Vanity affair

wsc303Jörg Haider’s attempts to use football to further his own political career led to the destruction of three Austrian clubs, writes Paul Joyce

The Austrian state of Carinthia (Kärnten) is best known for being the political stronghold of Jörg Haider, the right-wing populist who died in a car accident in 2008. That the region is less well known for its football is also Haider’s legacy. The attempts by the former governor of Carinthia to use local sport as a publicity tool led to the demise of three different clubs and a series of criminal investigations.

In 2000, Haider became president of second division club FC Kärnten, which was based in the state capital of Klagenfurt. Previously known as Austria Klagenfurt, the club had changed its name and colours in 1999 to create a broader Carinthian identity. FC Kärnten were initially successful under Haider, gaining promotion to the Bundesliga and winning the Austrian Cup in 2001. “Jörg Haider wasn’t really interested in football,” recalled local businessman Josef Loibnegger. “His employees used to tell him the score. If FC Kärnten were winning, he would come to the stadium ten minutes before the final whistle to receive the applause.” After relegation in 2004, Haider fell out with the club’s management and quit two years later.

FC Kärnten’s slump threatened Haider with a loss of prestige. He had successfully lobbied for Klagenfurt to be one of the host cities of Euro 2008 and turned the opening of the city’s impressive 32,000-capacity stadium into a personal publicity coup. With no top-flight club available to play in the modernised Wörtherseestadion after the tournament, Haider bought the Bundesliga licence of FC Superfund Pasching in June 2007 and moved the club 350 kilometres southwards from Upper Austria to Carinthia.

The recipients of the licence were not, as expected, FC Kärnten, but a new team – SK Austria Kärnten. To make matters worse for the old club’s fans, a deal hastily drawn up in Haider’s office meant that FC Kärnten were required to cede their main sponsor and youth academy to Austria Kärnten. Unable to compete with their powerful new rivals, FC Kärnten went out of business in January 2009.

Haider used his position as governor of Carinthia to persuade businesses to invest in his new project as a means of securing local government contracts. It has emerged that Telekom Austria bought tickets for Austria Kärnten worth £400,000, allegedly to enable the privatised company to purchase the telecommunications branch of the city of Klagenfurt at a reduced price.

Despite such powerful support, SK Austria Kärnten struggled for acceptance from the region’s football fans. Haider filled the boardroom with political allies, including his wife Claudia and club president Mario Canori, who by his own admission “knew nothing about football”. In their three years of existence, the club frittered away £25m, before filing for insolvency in June 2010 after being refused a professional licence. Canori blamed Haider’s death in October 2008 for the demise: “His death meant that the financial source dried up. He would have carried on organising it. It was his club.” However, according to Austria Kärnten’s liquidators, the club was already insolvent by this time.

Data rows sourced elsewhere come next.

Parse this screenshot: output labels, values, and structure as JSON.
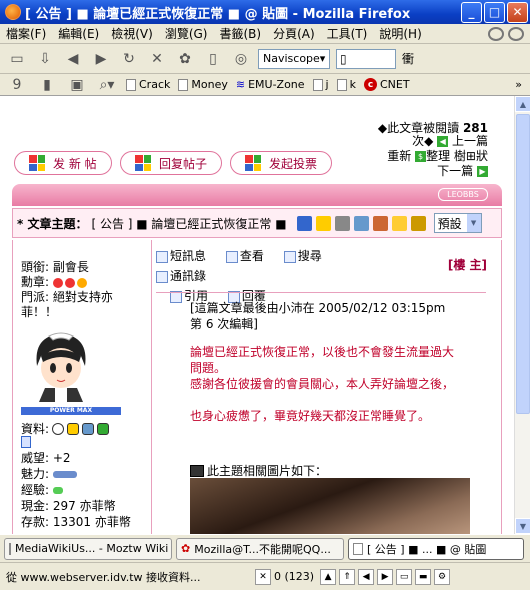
{
  "window": {
    "title": "[ 公告 ] ■ 論壇已經正式恢復正常 ■ @ 貼圖 - Mozilla Firefox"
  },
  "menu": {
    "items": [
      "檔案(F)",
      "編輯(E)",
      "檢視(V)",
      "瀏覽(G)",
      "書籤(B)",
      "分頁(A)",
      "工具(T)",
      "說明(H)"
    ]
  },
  "toolbar": {
    "search_engine": "Naviscope",
    "go_label": "衝"
  },
  "bookmarks": {
    "items": [
      "Crack",
      "Money",
      "EMU-Zone",
      "j",
      "k",
      "CNET"
    ],
    "overflow": "»"
  },
  "page": {
    "read_count_label": "◆此文章被閱讀",
    "read_count": "281",
    "next_label": "次◆",
    "prev_topic": "上一篇",
    "refresh": "重新",
    "organize": "整理",
    "tree": "樹",
    "shape": "狀",
    "next_topic": "下一篇",
    "buttons": [
      "发 新 帖",
      "回复帖子",
      "发起投票"
    ],
    "board_logo": "LEOBBS",
    "subject_label": "* 文章主題：",
    "subject": "[ 公告 ] ■ 論壇已經正式恢復正常 ■",
    "view_select": "預設",
    "user": {
      "title": "頭銜: 副會長",
      "medal": "勳章:",
      "faction": "門派: 絕對支持亦菲！！",
      "power_label": "POWER MAX",
      "info_label": "資料:",
      "prestige": "威望: +2",
      "charm": "魅力:",
      "exp": "經驗:",
      "cash": "現金: 297 亦菲幣",
      "deposit": "存款: 13301 亦菲幣"
    },
    "post_buttons": [
      "短訊息",
      "查看",
      "搜尋",
      "通訊錄",
      "引用",
      "回覆"
    ],
    "floor": "[樓 主]",
    "edit_note": "[這篇文章最後由小沛在 2005/02/12 03:15pm 第 6 次編輯]",
    "body_lines": [
      "論壇已經正式恢復正常，以後也不會發生流量過大問題。",
      "感謝各位彼援會的會員關心，本人弄好論壇之後，",
      "也身心疲憊了，畢竟好幾天都沒正常睡覺了。"
    ],
    "image_intro": "此主題相關圖片如下："
  },
  "tasks": [
    "MediaWikiUs... - Moztw Wiki",
    "Mozilla@T...不能開呢QQ...",
    "[ 公告 ] ■ ... ■ @ 貼圖"
  ],
  "status": {
    "text": "從 www.webserver.idv.tw 接收資料...",
    "counter": "0 (123)"
  }
}
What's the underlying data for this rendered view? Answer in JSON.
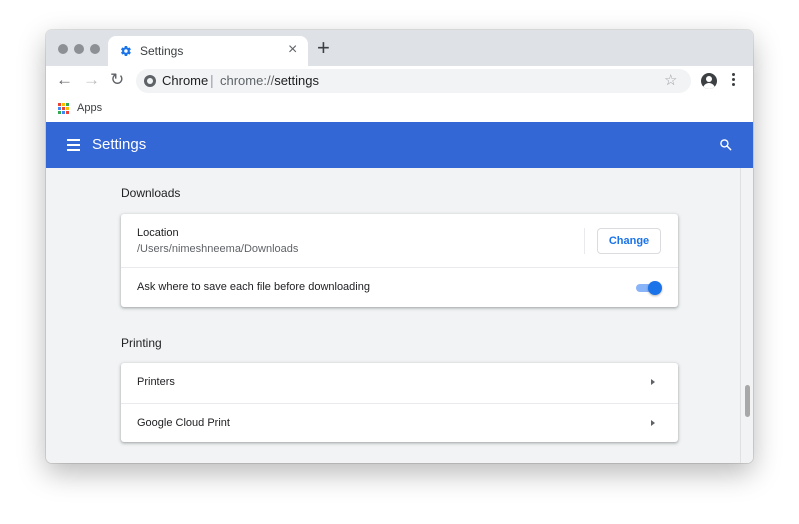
{
  "browser": {
    "tab_title": "Settings",
    "tab_close_glyph": "×",
    "new_tab_glyph": "+",
    "nav": {
      "back_glyph": "←",
      "forward_glyph": "→",
      "reload_glyph": "↻"
    },
    "omnibox": {
      "site_label": "Chrome",
      "separator": "|",
      "url_scheme": "chrome://",
      "url_host": "settings",
      "star_glyph": "☆"
    },
    "bookmarks": {
      "apps_label": "Apps"
    },
    "colors": {
      "traffic_light": "#8d9196",
      "tab_strip": "#dee1e6"
    }
  },
  "header": {
    "title": "Settings",
    "color": "#3367d6"
  },
  "downloads": {
    "section_title": "Downloads",
    "location_label": "Location",
    "location_path": "/Users/nimeshneema/Downloads",
    "change_button": "Change",
    "ask_label": "Ask where to save each file before downloading",
    "ask_enabled": true
  },
  "printing": {
    "section_title": "Printing",
    "items": [
      {
        "label": "Printers"
      },
      {
        "label": "Google Cloud Print"
      }
    ]
  },
  "icons": {
    "tab_favicon": "gear-icon",
    "menu": "hamburger-icon",
    "search": "search-icon",
    "profile": "account-circle-icon",
    "more": "more-vert-icon",
    "row_arrow": "arrow-right-icon"
  },
  "accent_color": "#1a73e8"
}
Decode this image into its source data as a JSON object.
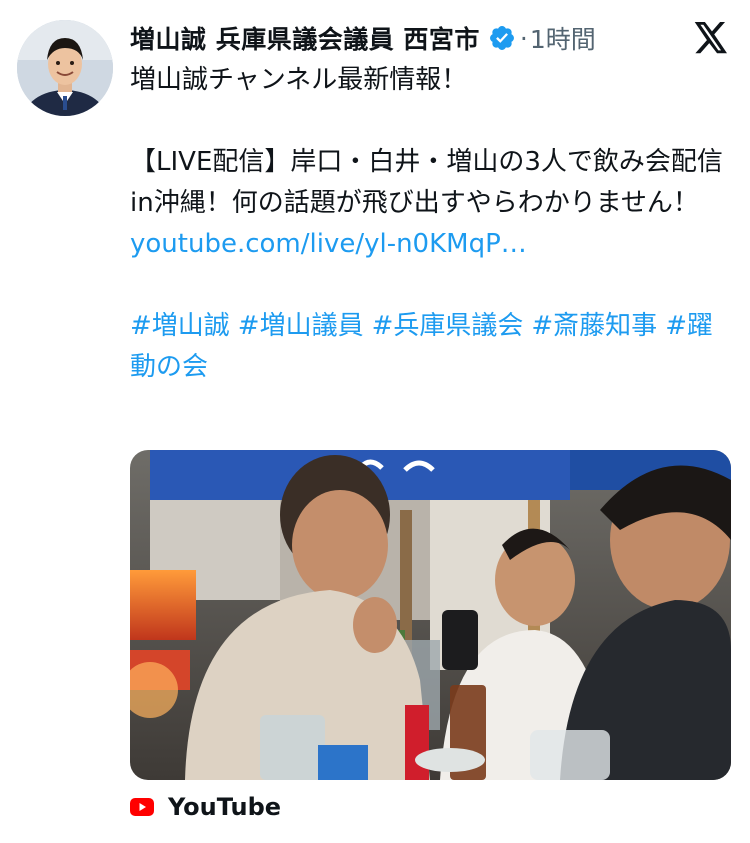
{
  "author": {
    "display_name": "増山誠 兵庫県議会議員 西宮市",
    "separator": "·",
    "timestamp": "1時間",
    "verified": true
  },
  "tweet": {
    "line1": "増山誠チャンネル最新情報！",
    "para2": "【LIVE配信】岸口・白井・増山の3人で飲み会配信in沖縄！何の話題が飛び出すやらわかりません！",
    "link": "youtube.com/live/yl-n0KMqP…",
    "hashtags": [
      "#増山誠",
      "#増山議員",
      "#兵庫県議会",
      "#斎藤知事",
      "#躍動の会"
    ]
  },
  "card": {
    "source_label": "YouTube"
  },
  "colors": {
    "link": "#1d9bf0",
    "verified": "#1d9bf0",
    "text": "#0f1419",
    "secondary": "#536471",
    "youtube_red": "#ff0000"
  },
  "icons": [
    "verified-badge-icon",
    "x-logo-icon",
    "youtube-icon"
  ]
}
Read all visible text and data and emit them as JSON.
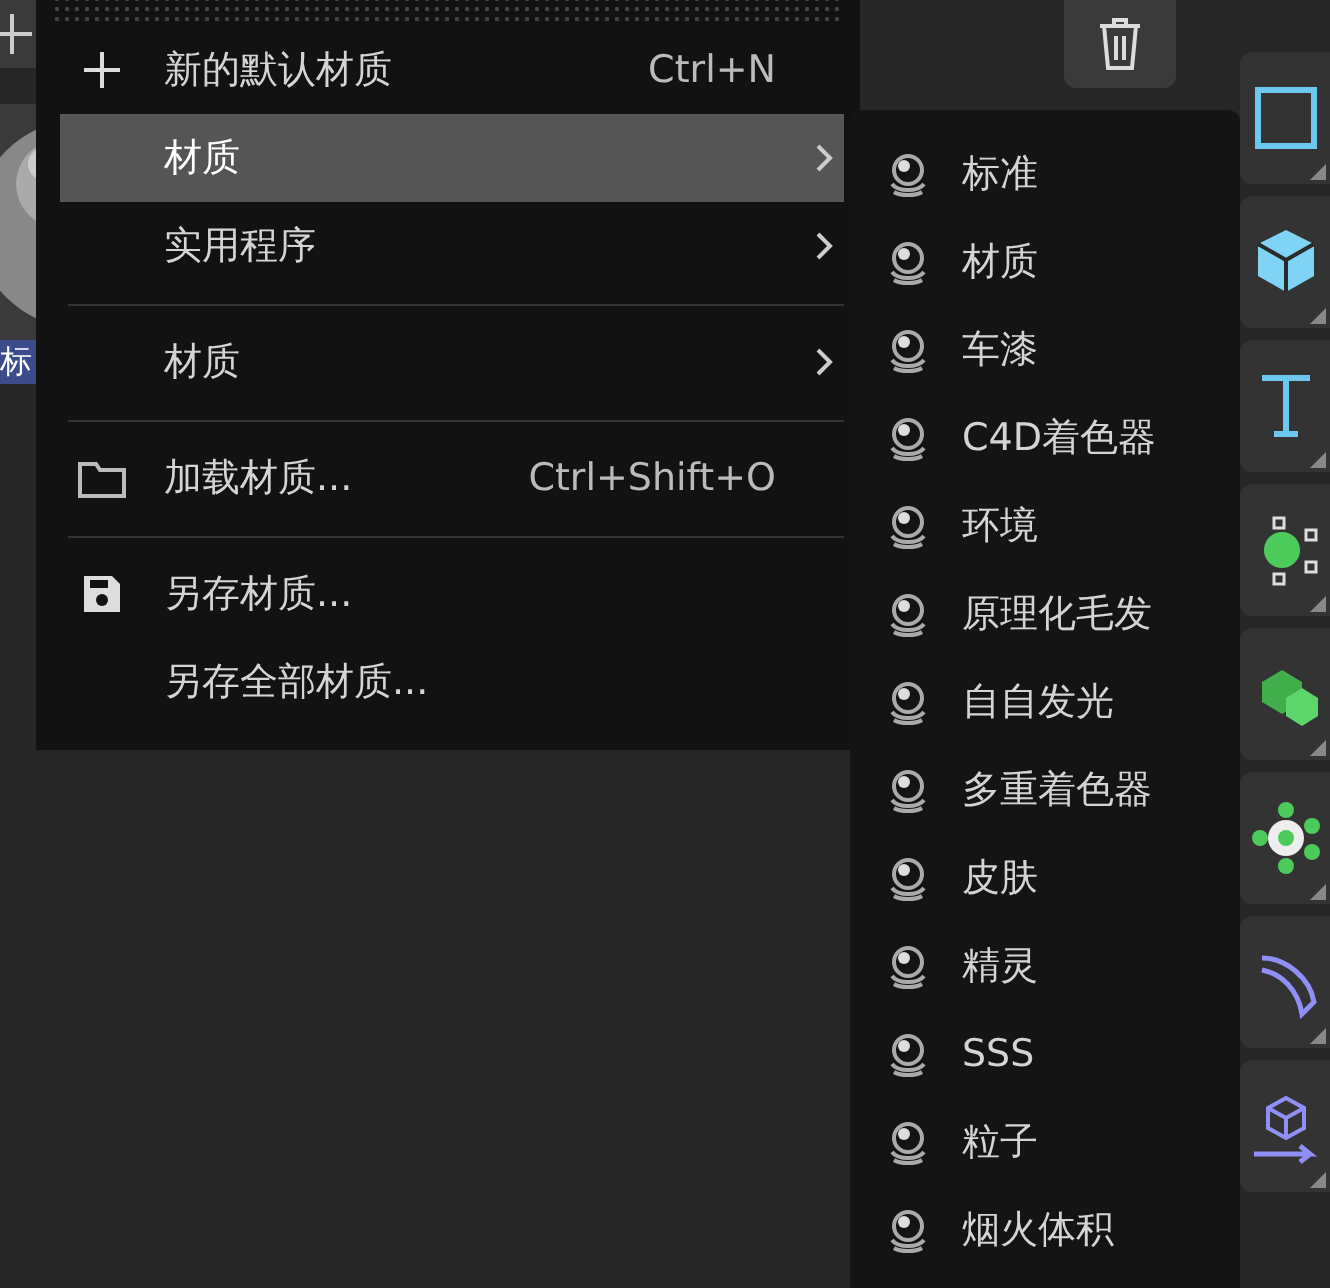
{
  "material_preview": {
    "label": "标"
  },
  "menu": {
    "items": [
      {
        "kind": "item",
        "label": "新的默认材质",
        "shortcut": "Ctrl+N",
        "submenu": false,
        "selected": false
      },
      {
        "kind": "item",
        "label": "材质",
        "submenu": true,
        "selected": true
      },
      {
        "kind": "item",
        "label": "实用程序",
        "submenu": true,
        "selected": false
      },
      {
        "kind": "separator"
      },
      {
        "kind": "item",
        "label": "材质",
        "submenu": true,
        "selected": false
      },
      {
        "kind": "separator"
      },
      {
        "kind": "item",
        "label": "加载材质...",
        "shortcut": "Ctrl+Shift+O",
        "submenu": false,
        "selected": false
      },
      {
        "kind": "separator"
      },
      {
        "kind": "item",
        "label": "另存材质...",
        "submenu": false,
        "selected": false
      },
      {
        "kind": "item",
        "label": "另存全部材质...",
        "submenu": false,
        "selected": false
      }
    ]
  },
  "submenu": {
    "items": [
      {
        "label": "标准"
      },
      {
        "label": "材质"
      },
      {
        "label": "车漆"
      },
      {
        "label": "C4D着色器"
      },
      {
        "label": "环境"
      },
      {
        "label": "原理化毛发"
      },
      {
        "label": "自自发光"
      },
      {
        "label": "多重着色器"
      },
      {
        "label": "皮肤"
      },
      {
        "label": "精灵"
      },
      {
        "label": "SSS"
      },
      {
        "label": "粒子"
      },
      {
        "label": "烟火体积"
      }
    ]
  }
}
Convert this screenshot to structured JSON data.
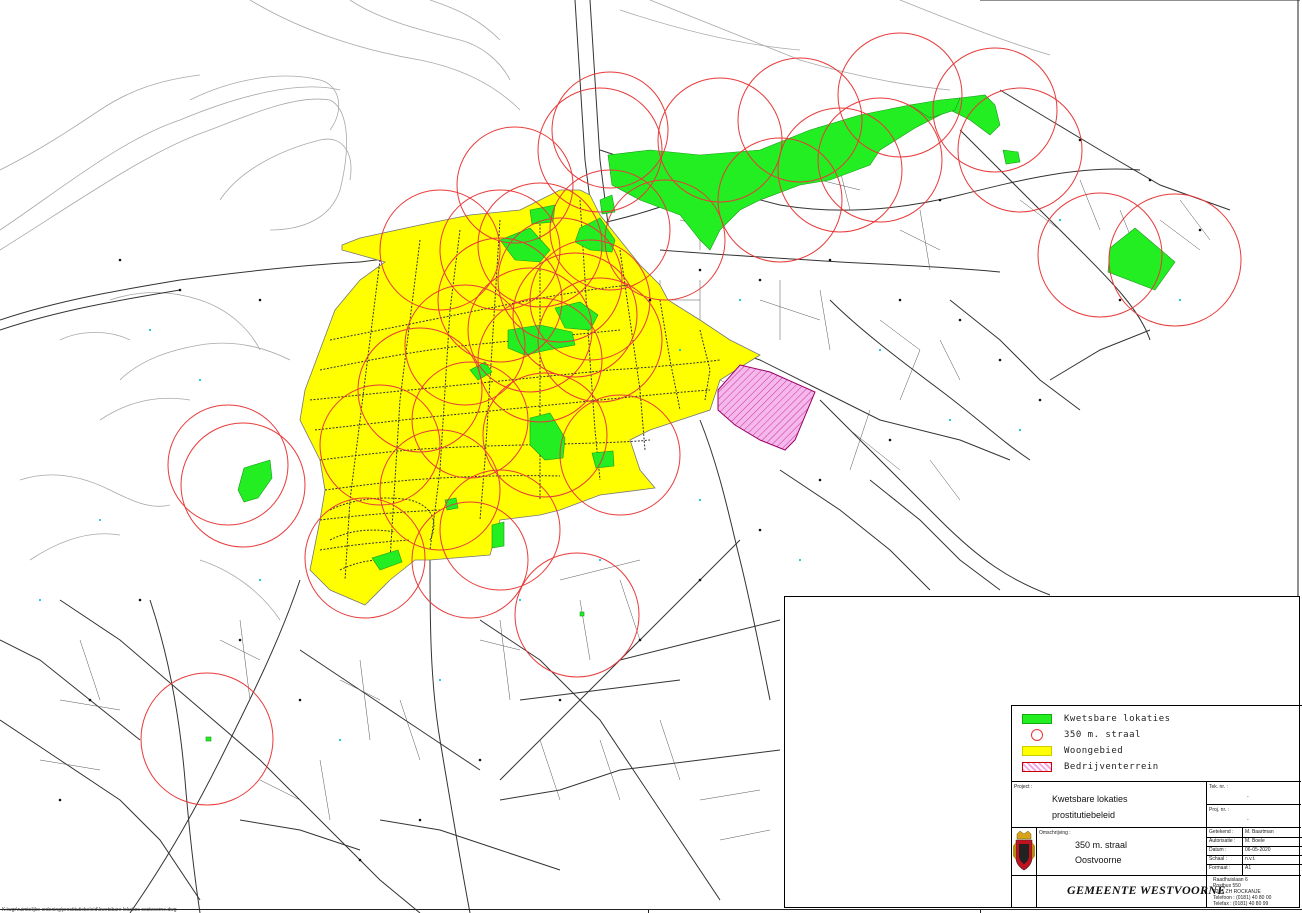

In June 2010, Austria Klagenfurt were relaunched in the regionalised third division with the aim of making a clear break with the recent past. “We won’t give away any tickets to politicians and we won’t have official welcomes in the stadium,” club president Josef Loibnegger promised. Yet in June 2011, his team became the third Carinthian club in four years to enter insolvency proceedings, despite an investment of £580,000 from the city of Klagenfurt. Agreement was reached with the club’s creditors in October, yet its future still seems precarious.

The Wörtherseestadion’s prospects also remain in doubt. The original plan was to reduce its capacity to 12,000 after Euro 2008, which would still be more than enough for Austria Klagenfurt’s average attendance of 700. But after protracted disagreements over financing, reconstruction work has yet to start.

The temporary seats in the upper tier can no longer be used, which means the international friendly between Austria and Finland in February 2012 looks set to be Klagenfurt’s last major event for some time. “It is both a catastrophe and an embarrassment that Euro 2008’s most beautiful stadium is no longer available,” said Leo Windtner, the president of the Austrian Football Association.  

After Haider’s death, Freedome Party politicians suggested that the stadium should be renamed the Jörg-Haider-Stadion as a “visible legacy of Haider’s achievements as governor of Carinthia”. Unsurprisingly, this idea has been quietly forgotten.